No reason for Burt and Verona to live in Colorado anymore, so they decide to go on a tour of friends and relatives across North America, in search of the perfect place to raise their unborn kid.

A delicate balance between a comedy and a poignant drama, Away We Go is structured as a road movie, with much of the film's charm derived from the chemistry between the leads who learn important life-lessons at every stop they make.

There are laughs to be had from such caricaturish but comical characters as the loud-mouthed monster-mother (played by Allison Janney) and her understandably dysfunctional family in Arizona, and the New Age feminist academic (played by Maggie Gylenhaal) and her similarly self-righteous husband in Wisconsin.
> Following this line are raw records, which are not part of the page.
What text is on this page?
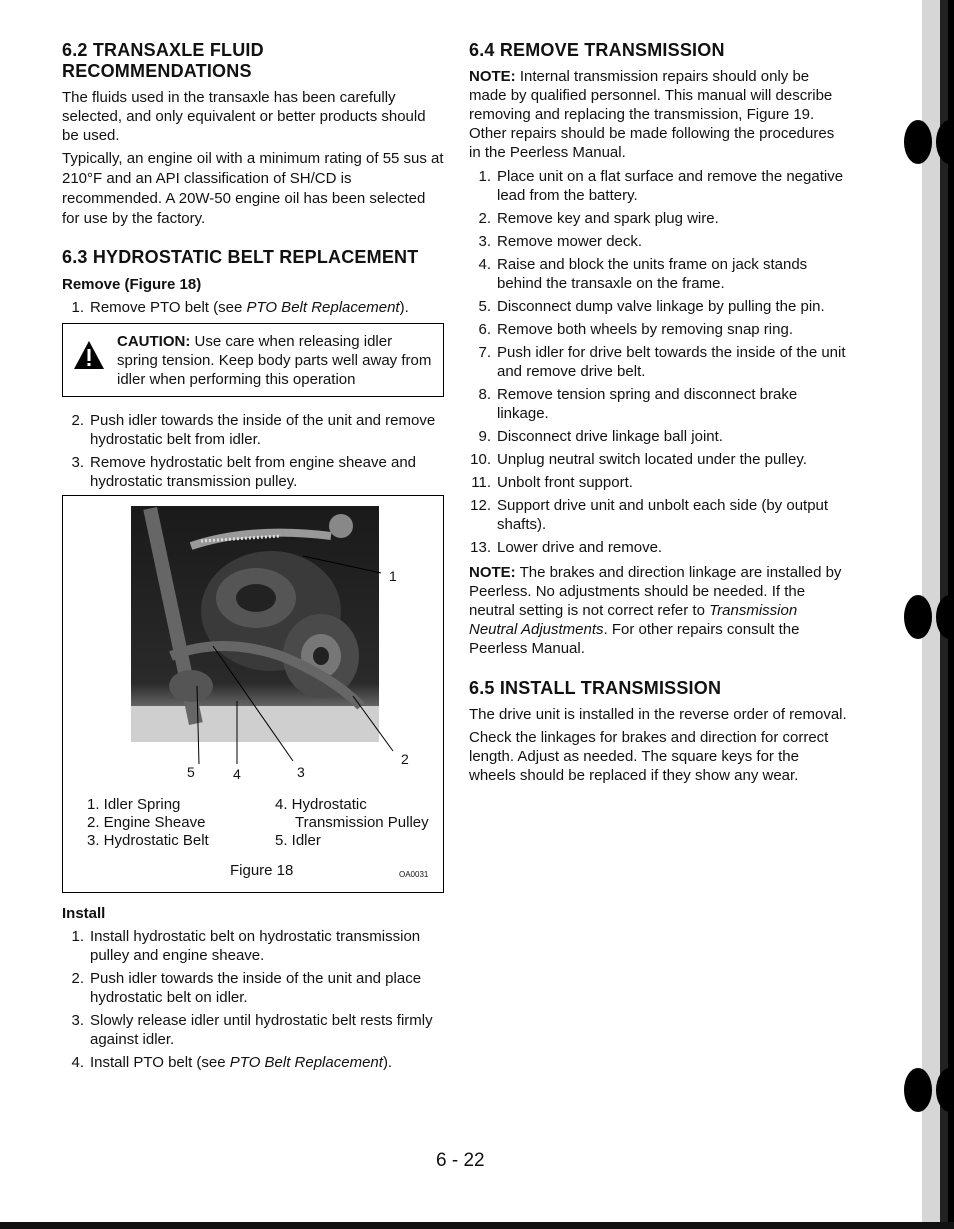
6.2 TRANSAXLE FLUID
RECOMMENDATIONS

The fluids used in the transaxle has been carefully selected, and only equivalent or better products should be used.

Typically, an engine oil with a minimum rating of 55 sus at 210°F and an API classification of SH/CD is recommended. A 20W-50 engine oil has been selected for use by the factory.

6.3 HYDROSTATIC BELT REPLACEMENT
Remove (Figure 18)
1. Remove PTO belt (see PTO Belt Replacement).

CAUTION: Use care when releasing idler spring tension. Keep body parts well away from idler when performing this operation

2. Push idler towards the inside of the unit and remove hydrostatic belt from idler.
3. Remove hydrostatic belt from engine sheave and hydrostatic transmission pulley.
1
2
3
4
5
1. Idler Spring
2. Engine Sheave
3. Hydrostatic Belt
4. Hydrostatic
Transmission Pulley
5. Idler
Figure 18	OA0031
Install
1. Install hydrostatic belt on hydrostatic transmission pulley and engine sheave.
2. Push idler towards the inside of the unit and place hydrostatic belt on idler.
3. Slowly release idler until hydrostatic belt rests firmly against idler.
4. Install PTO belt (see PTO Belt Replacement).
6.4 REMOVE TRANSMISSION

NOTE: Internal transmission repairs should only be made by qualified personnel. This manual will describe removing and replacing the transmission, Figure 19. Other repairs should be made following the procedures in the Peerless Manual.

1. Place unit on a flat surface and remove the negative lead from the battery.
2. Remove key and spark plug wire.
3. Remove mower deck.
4. Raise and block the units frame on jack stands behind the transaxle on the frame.
5. Disconnect dump valve linkage by pulling the pin.
6. Remove both wheels by removing snap ring.
7. Push idler for drive belt towards the inside of the unit and remove drive belt.
8. Remove tension spring and disconnect brake linkage.
9. Disconnect drive linkage ball joint.
10. Unplug neutral switch located under the pulley.
11. Unbolt front support.
12. Support drive unit and unbolt each side (by output shafts).
13. Lower drive and remove.

NOTE: The brakes and direction linkage are installed by Peerless. No adjustments should be needed. If the neutral setting is not correct refer to Transmission Neutral Adjustments. For other repairs consult the Peerless Manual.

6.5 INSTALL TRANSMISSION

The drive unit is installed in the reverse order of removal.

Check the linkages for brakes and direction for correct length. Adjust as needed. The square keys for the wheels should be replaced if they show any wear.

6 - 22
It's the sentimental interludes that stick out it in this film - like that silly scene in Tuscon between Verona and her sister in a bathtub, in which we learn that she hasn't yet come to terms with her parents' death. Or that scene in a Montreal nightclub in which their friends, a seemingly perfect couple, reveal to Burt and Verona the chink in their otherwise perfect lives.

In the end though, the film is a warm, old-fashioned morality tale about the importance of family and home; about raising one's kids in this mad, mad world, and about expressing your feelings.

I'm going with three out of five for Away We Go; it's a good film about good people. Not nearly as smart as the director's previous films - Revolutionary Road and American Beauty, which dealt with the breakdown of the American family - but an inspiring and engaging watch nonetheless.

Watch it at a late-evening show after a long, tiring day at work; you'll find it's inherently comforting.